We continue our series on rescuing troubled projects by Bob Louton, PMP.
This article discusses the 3rd-most urgent of all process areas, the project plan. After you have addressed the big problems with the plan, you can turn your focus to the next on the list which we’ll discuss in the next post.
Now I can already anticipate how some people will react. We’ve all heard in seminar after seminar, book after book, that the first thing you should do when you join a project is review the project plan before you agree to it. That all sounds like sensible advice except for one small detail. Reviewing the project plan is not the first thing you should do. It’s the third. I’ve explained and justified the first two priorities in earlier articles. Regardless of whether you agree, I’m sharing what has worked for me.
When you come onto an established project, the project plan was already signed off and posted to the team repository. If the team replanned before you arrived, then that should be available too. So they show you the plan and you can stop searching, right? Well no, that’s not right.
In my experience, there is usually more than one plan in a project. There’s the established plan of record of course. This is the one that the sponsor signed off on. But then there are several informal variations of that plan which various elements of project staff are actually following. I’ve never joined a project in trouble that didn’t have this.
First, some project staff create their own replan for self-serving reasons. You need to find who they are because you will eventually have to deal with them. Don’t pull the “I’m in charge” card and foolishly send them fair warning to take their own agendas underground.
Third, some project staff might actually be following an inaccurate, obsolete, or badly understood version of the plan of record. To improve communications, you need to find the soft-spots in how information permeates the team. Communications is another item lower on my priority list, but now is a handy time to gather some input to that.
On one problem project, a subcontractor was under fixed-price contract to produce a system component to a set of requirements. For reasons I never understood, the prime contractor kept changing requirements and the sub kept conceding to demands without requiring contract modifications. When I joined the project, this sub was tragically behind on schedule, cost, and quality. They were struggling under their own management’s pressure to wrap it up and to stop the bleeding. Remember, this contract was fixed price. As a consequence of this pressure, decisions were made daily at the lowest levels to do whatever they could just to get the thing out the door. Not surprisingly, the prime kept rejecting deliverables due to quality problems.
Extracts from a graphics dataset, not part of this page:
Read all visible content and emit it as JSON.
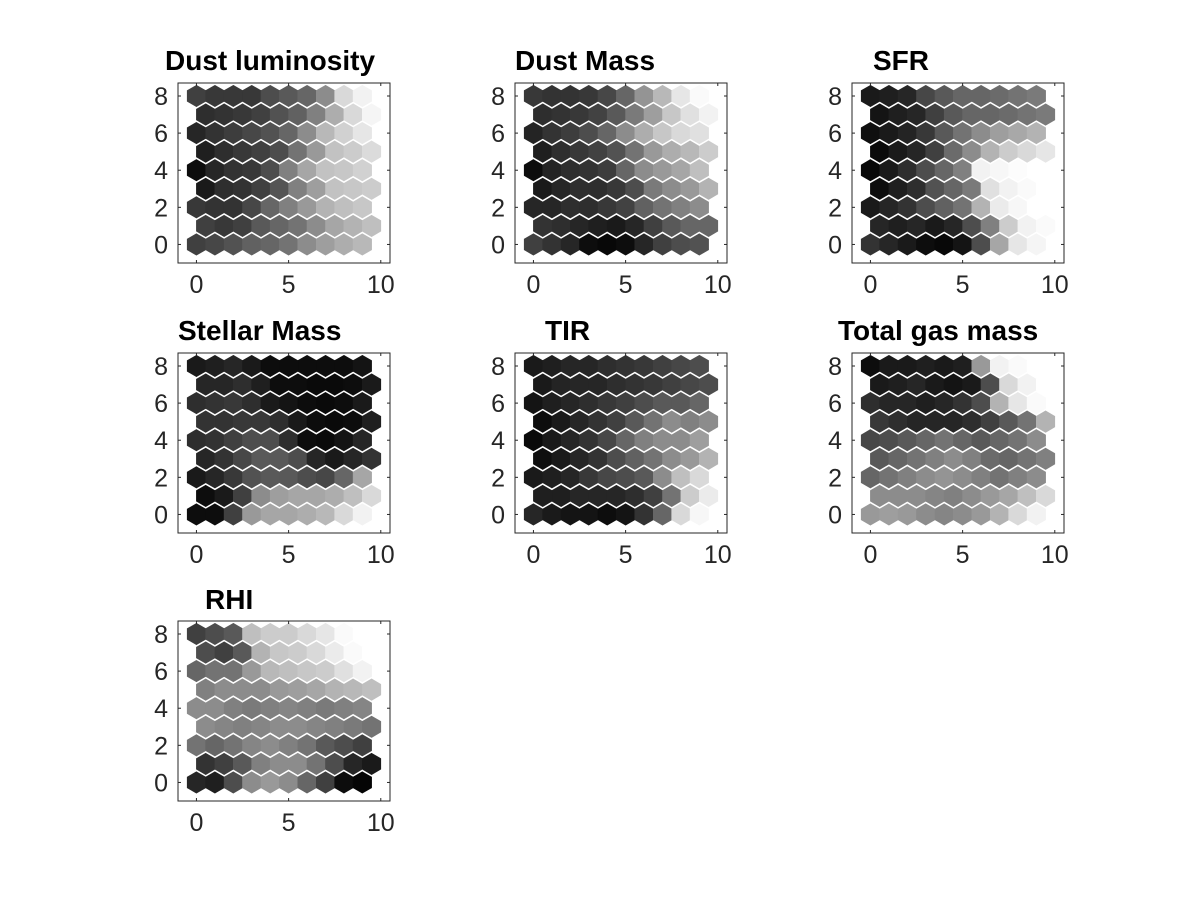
{
  "figure": {
    "type": "som-component-planes",
    "colormap": "gray"
  },
  "chart_data": [
    {
      "type": "heatmap",
      "title": "Dust luminosity",
      "xlim": [
        -1,
        10.5
      ],
      "ylim": [
        -1,
        8.7
      ],
      "xticks": [
        0,
        5,
        10
      ],
      "yticks": [
        0,
        2,
        4,
        6,
        8
      ],
      "grid": false,
      "rows": [
        [
          0.25,
          0.22,
          0.22,
          0.22,
          0.3,
          0.35,
          0.4,
          0.55,
          0.85,
          0.95
        ],
        [
          0.18,
          0.2,
          0.22,
          0.25,
          0.32,
          0.38,
          0.5,
          0.68,
          0.85,
          0.96
        ],
        [
          0.15,
          0.2,
          0.24,
          0.28,
          0.32,
          0.4,
          0.55,
          0.72,
          0.82,
          0.9
        ],
        [
          0.12,
          0.18,
          0.22,
          0.25,
          0.3,
          0.45,
          0.6,
          0.76,
          0.8,
          0.86
        ],
        [
          0.05,
          0.15,
          0.2,
          0.22,
          0.3,
          0.5,
          0.65,
          0.76,
          0.78,
          0.82
        ],
        [
          0.1,
          0.18,
          0.2,
          0.25,
          0.33,
          0.5,
          0.62,
          0.76,
          0.78,
          0.8
        ],
        [
          0.22,
          0.2,
          0.2,
          0.28,
          0.4,
          0.5,
          0.6,
          0.7,
          0.75,
          0.78
        ],
        [
          0.25,
          0.22,
          0.25,
          0.35,
          0.4,
          0.45,
          0.55,
          0.65,
          0.7,
          0.75
        ],
        [
          0.25,
          0.28,
          0.32,
          0.38,
          0.4,
          0.45,
          0.55,
          0.62,
          0.68,
          0.72
        ]
      ]
    },
    {
      "type": "heatmap",
      "title": "Dust Mass",
      "xlim": [
        -1,
        10.5
      ],
      "ylim": [
        -1,
        8.7
      ],
      "xticks": [
        0,
        5,
        10
      ],
      "yticks": [
        0,
        2,
        4,
        6,
        8
      ],
      "grid": false,
      "rows": [
        [
          0.22,
          0.2,
          0.2,
          0.22,
          0.28,
          0.4,
          0.58,
          0.72,
          0.9,
          0.98
        ],
        [
          0.18,
          0.2,
          0.22,
          0.26,
          0.35,
          0.48,
          0.62,
          0.78,
          0.88,
          0.95
        ],
        [
          0.14,
          0.2,
          0.24,
          0.3,
          0.4,
          0.55,
          0.68,
          0.78,
          0.85,
          0.88
        ],
        [
          0.12,
          0.18,
          0.22,
          0.26,
          0.32,
          0.45,
          0.6,
          0.68,
          0.72,
          0.8
        ],
        [
          0.05,
          0.14,
          0.18,
          0.2,
          0.24,
          0.4,
          0.55,
          0.6,
          0.65,
          0.75
        ],
        [
          0.1,
          0.15,
          0.18,
          0.18,
          0.22,
          0.3,
          0.48,
          0.55,
          0.6,
          0.7
        ],
        [
          0.15,
          0.15,
          0.18,
          0.18,
          0.22,
          0.26,
          0.38,
          0.45,
          0.5,
          0.55
        ],
        [
          0.2,
          0.18,
          0.15,
          0.12,
          0.1,
          0.15,
          0.25,
          0.35,
          0.4,
          0.4
        ],
        [
          0.25,
          0.2,
          0.15,
          0.05,
          0.03,
          0.05,
          0.15,
          0.25,
          0.3,
          0.32
        ]
      ]
    },
    {
      "type": "heatmap",
      "title": "SFR",
      "xlim": [
        -1,
        10.5
      ],
      "ylim": [
        -1,
        8.7
      ],
      "xticks": [
        0,
        5,
        10
      ],
      "yticks": [
        0,
        2,
        4,
        6,
        8
      ],
      "grid": false,
      "rows": [
        [
          0.1,
          0.12,
          0.15,
          0.28,
          0.35,
          0.4,
          0.4,
          0.42,
          0.45,
          0.48
        ],
        [
          0.08,
          0.12,
          0.15,
          0.25,
          0.35,
          0.4,
          0.4,
          0.42,
          0.45,
          0.48
        ],
        [
          0.06,
          0.1,
          0.14,
          0.22,
          0.35,
          0.45,
          0.55,
          0.62,
          0.66,
          0.7
        ],
        [
          0.04,
          0.1,
          0.15,
          0.25,
          0.42,
          0.55,
          0.7,
          0.8,
          0.85,
          0.9
        ],
        [
          0.03,
          0.1,
          0.18,
          0.3,
          0.4,
          0.5,
          0.95,
          0.97,
          0.99,
          1.0
        ],
        [
          0.05,
          0.12,
          0.18,
          0.32,
          0.4,
          0.48,
          0.88,
          0.95,
          0.98,
          1.0
        ],
        [
          0.1,
          0.15,
          0.2,
          0.3,
          0.38,
          0.45,
          0.7,
          0.92,
          0.97,
          1.0
        ],
        [
          0.15,
          0.12,
          0.15,
          0.1,
          0.15,
          0.3,
          0.5,
          0.8,
          0.95,
          0.98
        ],
        [
          0.2,
          0.15,
          0.1,
          0.05,
          0.03,
          0.08,
          0.3,
          0.65,
          0.9,
          0.96
        ]
      ]
    },
    {
      "type": "heatmap",
      "title": "Stellar Mass",
      "xlim": [
        -1,
        10.5
      ],
      "ylim": [
        -1,
        8.7
      ],
      "xticks": [
        0,
        5,
        10
      ],
      "yticks": [
        0,
        2,
        4,
        6,
        8
      ],
      "grid": false,
      "rows": [
        [
          0.1,
          0.12,
          0.15,
          0.1,
          0.05,
          0.05,
          0.05,
          0.05,
          0.05,
          0.08
        ],
        [
          0.15,
          0.15,
          0.18,
          0.12,
          0.05,
          0.05,
          0.04,
          0.04,
          0.05,
          0.1
        ],
        [
          0.18,
          0.2,
          0.22,
          0.18,
          0.1,
          0.08,
          0.05,
          0.04,
          0.05,
          0.1
        ],
        [
          0.2,
          0.2,
          0.22,
          0.22,
          0.18,
          0.1,
          0.05,
          0.04,
          0.05,
          0.12
        ],
        [
          0.18,
          0.2,
          0.25,
          0.3,
          0.3,
          0.18,
          0.05,
          0.04,
          0.08,
          0.15
        ],
        [
          0.15,
          0.2,
          0.28,
          0.35,
          0.35,
          0.3,
          0.15,
          0.1,
          0.15,
          0.2
        ],
        [
          0.1,
          0.15,
          0.22,
          0.32,
          0.35,
          0.35,
          0.3,
          0.28,
          0.4,
          0.65
        ],
        [
          0.05,
          0.1,
          0.25,
          0.55,
          0.62,
          0.65,
          0.65,
          0.68,
          0.75,
          0.85
        ],
        [
          0.05,
          0.05,
          0.25,
          0.6,
          0.65,
          0.65,
          0.68,
          0.72,
          0.85,
          0.95
        ]
      ]
    },
    {
      "type": "heatmap",
      "title": "TIR",
      "xlim": [
        -1,
        10.5
      ],
      "ylim": [
        -1,
        8.7
      ],
      "xticks": [
        0,
        5,
        10
      ],
      "yticks": [
        0,
        2,
        4,
        6,
        8
      ],
      "grid": false,
      "rows": [
        [
          0.1,
          0.12,
          0.15,
          0.15,
          0.18,
          0.2,
          0.22,
          0.25,
          0.28,
          0.3
        ],
        [
          0.1,
          0.14,
          0.15,
          0.15,
          0.18,
          0.2,
          0.22,
          0.25,
          0.28,
          0.3
        ],
        [
          0.08,
          0.12,
          0.15,
          0.18,
          0.22,
          0.25,
          0.3,
          0.35,
          0.35,
          0.4
        ],
        [
          0.05,
          0.1,
          0.15,
          0.2,
          0.25,
          0.35,
          0.45,
          0.55,
          0.5,
          0.55
        ],
        [
          0.04,
          0.1,
          0.15,
          0.2,
          0.28,
          0.4,
          0.5,
          0.55,
          0.55,
          0.62
        ],
        [
          0.06,
          0.1,
          0.15,
          0.2,
          0.3,
          0.38,
          0.45,
          0.55,
          0.6,
          0.7
        ],
        [
          0.1,
          0.12,
          0.15,
          0.22,
          0.28,
          0.3,
          0.35,
          0.55,
          0.75,
          0.85
        ],
        [
          0.12,
          0.12,
          0.15,
          0.15,
          0.15,
          0.18,
          0.25,
          0.45,
          0.8,
          0.92
        ],
        [
          0.15,
          0.1,
          0.08,
          0.08,
          0.05,
          0.08,
          0.2,
          0.4,
          0.85,
          0.97
        ]
      ]
    },
    {
      "type": "heatmap",
      "title": "Total gas mass",
      "xlim": [
        -1,
        10.5
      ],
      "ylim": [
        -1,
        8.7
      ],
      "xticks": [
        0,
        5,
        10
      ],
      "yticks": [
        0,
        2,
        4,
        6,
        8
      ],
      "grid": false,
      "rows": [
        [
          0.05,
          0.1,
          0.1,
          0.12,
          0.1,
          0.12,
          0.6,
          0.95,
          0.98,
          1.0
        ],
        [
          0.1,
          0.12,
          0.15,
          0.1,
          0.08,
          0.1,
          0.3,
          0.85,
          0.95,
          1.0
        ],
        [
          0.18,
          0.15,
          0.15,
          0.12,
          0.15,
          0.2,
          0.3,
          0.7,
          0.9,
          0.98
        ],
        [
          0.22,
          0.18,
          0.15,
          0.15,
          0.15,
          0.18,
          0.25,
          0.35,
          0.45,
          0.7
        ],
        [
          0.28,
          0.3,
          0.35,
          0.4,
          0.45,
          0.4,
          0.35,
          0.4,
          0.45,
          0.55
        ],
        [
          0.35,
          0.4,
          0.45,
          0.5,
          0.55,
          0.5,
          0.42,
          0.4,
          0.45,
          0.5
        ],
        [
          0.4,
          0.45,
          0.5,
          0.55,
          0.58,
          0.55,
          0.5,
          0.45,
          0.5,
          0.55
        ],
        [
          0.55,
          0.55,
          0.55,
          0.52,
          0.5,
          0.55,
          0.6,
          0.65,
          0.75,
          0.85
        ],
        [
          0.6,
          0.62,
          0.6,
          0.55,
          0.52,
          0.55,
          0.6,
          0.7,
          0.85,
          0.95
        ]
      ]
    },
    {
      "type": "heatmap",
      "title": "RHI",
      "xlim": [
        -1,
        10.5
      ],
      "ylim": [
        -1,
        8.7
      ],
      "xticks": [
        0,
        5,
        10
      ],
      "yticks": [
        0,
        2,
        4,
        6,
        8
      ],
      "grid": false,
      "rows": [
        [
          0.25,
          0.3,
          0.35,
          0.75,
          0.8,
          0.8,
          0.85,
          0.9,
          0.98,
          1.0
        ],
        [
          0.3,
          0.25,
          0.35,
          0.7,
          0.78,
          0.8,
          0.85,
          0.92,
          0.98,
          1.0
        ],
        [
          0.4,
          0.45,
          0.45,
          0.6,
          0.72,
          0.75,
          0.78,
          0.8,
          0.88,
          0.95
        ],
        [
          0.5,
          0.55,
          0.55,
          0.55,
          0.6,
          0.62,
          0.65,
          0.7,
          0.72,
          0.75
        ],
        [
          0.55,
          0.55,
          0.5,
          0.48,
          0.5,
          0.52,
          0.5,
          0.48,
          0.5,
          0.52
        ],
        [
          0.55,
          0.52,
          0.5,
          0.52,
          0.55,
          0.55,
          0.52,
          0.5,
          0.48,
          0.45
        ],
        [
          0.45,
          0.4,
          0.45,
          0.52,
          0.55,
          0.5,
          0.45,
          0.35,
          0.3,
          0.25
        ],
        [
          0.2,
          0.25,
          0.35,
          0.5,
          0.55,
          0.55,
          0.45,
          0.3,
          0.15,
          0.1
        ],
        [
          0.15,
          0.12,
          0.3,
          0.55,
          0.6,
          0.55,
          0.4,
          0.25,
          0.05,
          0.02
        ]
      ]
    }
  ]
}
Following my priority list, it didn’t take long to work through my priority list, find the root causes, and devise a plan to remedy. The first root cause I found was that there were two plans. One was the official plan which didn’t resemble anyone’s reality by the time I got there. The other plan was informal, simple, and boiled down to assuming that each shipment to the prime would be the last one.
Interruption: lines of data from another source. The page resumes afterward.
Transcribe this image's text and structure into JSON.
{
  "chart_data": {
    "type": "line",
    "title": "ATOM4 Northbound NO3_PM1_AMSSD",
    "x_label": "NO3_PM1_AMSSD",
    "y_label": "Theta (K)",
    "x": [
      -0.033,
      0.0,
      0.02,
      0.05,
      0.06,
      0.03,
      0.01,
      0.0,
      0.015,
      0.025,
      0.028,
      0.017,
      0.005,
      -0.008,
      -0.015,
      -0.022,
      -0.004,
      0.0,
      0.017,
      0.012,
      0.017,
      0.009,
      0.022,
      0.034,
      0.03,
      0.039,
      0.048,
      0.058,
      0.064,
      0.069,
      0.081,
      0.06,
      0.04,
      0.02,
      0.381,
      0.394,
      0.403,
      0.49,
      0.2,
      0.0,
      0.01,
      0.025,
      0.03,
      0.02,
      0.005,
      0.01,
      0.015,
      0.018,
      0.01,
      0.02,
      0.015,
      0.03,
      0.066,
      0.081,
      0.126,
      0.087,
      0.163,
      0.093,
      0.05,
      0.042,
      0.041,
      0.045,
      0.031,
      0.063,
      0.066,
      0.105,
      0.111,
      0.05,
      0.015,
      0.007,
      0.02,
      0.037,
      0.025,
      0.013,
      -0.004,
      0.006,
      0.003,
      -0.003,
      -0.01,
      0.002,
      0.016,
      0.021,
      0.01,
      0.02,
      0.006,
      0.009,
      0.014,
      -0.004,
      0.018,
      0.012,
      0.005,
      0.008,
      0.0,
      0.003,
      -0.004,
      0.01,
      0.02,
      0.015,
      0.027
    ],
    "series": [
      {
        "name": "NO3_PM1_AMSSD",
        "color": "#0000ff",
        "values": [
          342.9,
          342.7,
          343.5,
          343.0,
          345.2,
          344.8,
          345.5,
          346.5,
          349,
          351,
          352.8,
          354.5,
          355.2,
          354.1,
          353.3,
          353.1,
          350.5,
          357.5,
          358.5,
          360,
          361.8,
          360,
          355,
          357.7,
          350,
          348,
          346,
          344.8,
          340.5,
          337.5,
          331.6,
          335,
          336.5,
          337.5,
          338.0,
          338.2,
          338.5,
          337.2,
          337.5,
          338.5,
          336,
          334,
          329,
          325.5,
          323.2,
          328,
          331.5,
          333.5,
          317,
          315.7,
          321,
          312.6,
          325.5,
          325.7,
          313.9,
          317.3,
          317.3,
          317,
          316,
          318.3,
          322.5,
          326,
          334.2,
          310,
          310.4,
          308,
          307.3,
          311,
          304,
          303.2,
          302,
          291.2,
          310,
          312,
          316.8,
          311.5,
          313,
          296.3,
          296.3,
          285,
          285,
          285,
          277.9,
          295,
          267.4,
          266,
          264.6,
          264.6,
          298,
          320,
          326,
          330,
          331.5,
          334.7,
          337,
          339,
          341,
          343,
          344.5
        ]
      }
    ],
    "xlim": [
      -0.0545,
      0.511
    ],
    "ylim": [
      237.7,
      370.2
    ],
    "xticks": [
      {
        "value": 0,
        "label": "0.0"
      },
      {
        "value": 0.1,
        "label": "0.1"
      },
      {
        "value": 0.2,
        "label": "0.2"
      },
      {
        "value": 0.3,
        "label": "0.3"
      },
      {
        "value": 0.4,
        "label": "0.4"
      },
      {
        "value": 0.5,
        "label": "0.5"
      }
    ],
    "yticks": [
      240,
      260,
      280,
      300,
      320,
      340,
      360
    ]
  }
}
The starting point was to recognize and acknowledge that both plans were useless. It took 2 months of working with the sub full-time to reach a compelling argument they could sell a project replan internally to their upper management. Their management resisted the budget impact of a replan that allowed their team to address the quality problems. Fortunately, they agreed. During the 3rd month, the team transitioned to the new plan and, actually, a different mindset. By the start of the 4th month, deliveries to the prime were consistently arriving with only minor defects. In the 4thmonth, this sub had stopped being one of the culprits in a barrage of system-integration issues. And they had one plan that would be successful.
Well if you have a mortgage and children and car payments and student-loan and good insurance and on and on, are you going to stand your ground on someone else’s principle and get all picky and demanding with the people who sign your check? Of course, you’re not.. Often, you find that your best available option is to take on an impossible job and clean up someone else’s mess but not on your own terms.
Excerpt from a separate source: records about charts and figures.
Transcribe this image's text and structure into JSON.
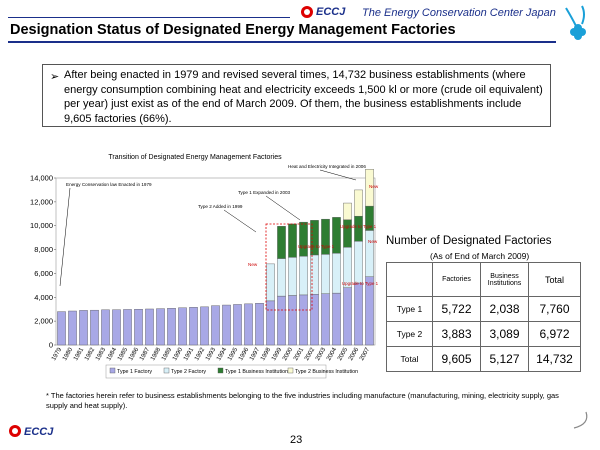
{
  "header": {
    "org_name": "The Energy Conservation Center Japan",
    "logo_text": "ECCJ",
    "title": "Designation Status of Designated Energy Management Factories"
  },
  "summary": {
    "bullet": "➢",
    "text": "After being enacted in 1979 and revised several times, 14,732 business establishments (where energy consumption combining heat and electricity exceeds 1,500 kl or more (crude oil equivalent) per year) just exist as of the end of March 2009. Of them, the business establishments include 9,605  factories (66%)."
  },
  "chart_data": {
    "type": "bar",
    "stacked": true,
    "title": "Transition of Designated Energy Management Factories",
    "xlabel": "",
    "ylabel": "",
    "ylim": [
      0,
      14000
    ],
    "yticks": [
      "0",
      "2,000",
      "4,000",
      "6,000",
      "8,000",
      "10,000",
      "12,000",
      "14,000"
    ],
    "categories": [
      "1979",
      "1980",
      "1981",
      "1982",
      "1983",
      "1984",
      "1985",
      "1986",
      "1987",
      "1988",
      "1989",
      "1990",
      "1991",
      "1992",
      "1993",
      "1994",
      "1995",
      "1996",
      "1997",
      "1998",
      "1999",
      "2000",
      "2001",
      "2002",
      "2003",
      "2004",
      "2005",
      "2006",
      "2007"
    ],
    "series": [
      {
        "name": "Type 1 Factory",
        "color": "#a8a8e6",
        "values": [
          2800,
          2850,
          2900,
          2920,
          2950,
          2960,
          2980,
          3000,
          3020,
          3050,
          3080,
          3120,
          3160,
          3200,
          3300,
          3350,
          3400,
          3450,
          3500,
          3700,
          4100,
          4150,
          4200,
          4250,
          4300,
          4350,
          4800,
          5200,
          5722
        ]
      },
      {
        "name": "Type 2 Factory",
        "color": "#d8f0f8",
        "values": [
          0,
          0,
          0,
          0,
          0,
          0,
          0,
          0,
          0,
          0,
          0,
          0,
          0,
          0,
          0,
          0,
          0,
          0,
          0,
          3100,
          3150,
          3200,
          3250,
          3300,
          3300,
          3350,
          3400,
          3500,
          3883
        ]
      },
      {
        "name": "Type 1 Business Institution",
        "color": "#2e7d32",
        "values": [
          0,
          0,
          0,
          0,
          0,
          0,
          0,
          0,
          0,
          0,
          0,
          0,
          0,
          0,
          0,
          0,
          0,
          0,
          0,
          0,
          2700,
          2800,
          2850,
          2900,
          2950,
          3000,
          2300,
          2100,
          2038
        ]
      },
      {
        "name": "Type 2 Business Institution",
        "color": "#fafad2",
        "values": [
          0,
          0,
          0,
          0,
          0,
          0,
          0,
          0,
          0,
          0,
          0,
          0,
          0,
          0,
          0,
          0,
          0,
          0,
          0,
          0,
          0,
          0,
          0,
          0,
          0,
          0,
          1400,
          2200,
          3089
        ]
      }
    ],
    "annotations": [
      "Energy Conservation law Enacted in 1979",
      "Type 1 Expanded in 2003",
      "Type 2 Added in 1999",
      "Heat and Electricity Integrated in 2006",
      "Upgrade to Type 1",
      "Upgrade to Type 1",
      "Upgrade to Type 1",
      "New",
      "New",
      "New"
    ]
  },
  "table": {
    "title": "Number of Designated Factories",
    "subtitle": "(As of End of March 2009)",
    "headers": [
      "Factories",
      "Business Institutions",
      "Total"
    ],
    "rows": [
      {
        "label": "Type 1",
        "values": [
          "5,722",
          "2,038",
          "7,760"
        ]
      },
      {
        "label": "Type 2",
        "values": [
          "3,883",
          "3,089",
          "6,972"
        ]
      },
      {
        "label": "Total",
        "values": [
          "9,605",
          "5,127",
          "14,732"
        ]
      }
    ]
  },
  "footnote": "* The factories herein refer  to business establishments belonging to the five industries including  manufacture (manufacturing, mining, electricity supply, gas supply  and  heat  supply).",
  "footer": {
    "page_number": "23",
    "logo_text": "ECCJ"
  }
}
The first is to track fatal flaws in the plan along with other risks. Unfortunately, that’s trickier than it sounds. How you word the risks you present becomes quite political. How do you tell upper management you have no confidence in delivering on the assignment you just accepted? For the most part, ways to do this come with years of experience. I can’t give you a formula for couching status on a hopeless plan. I can do it, but I find it impossible to generalize about it. Perhaps this could be a new blog discussion.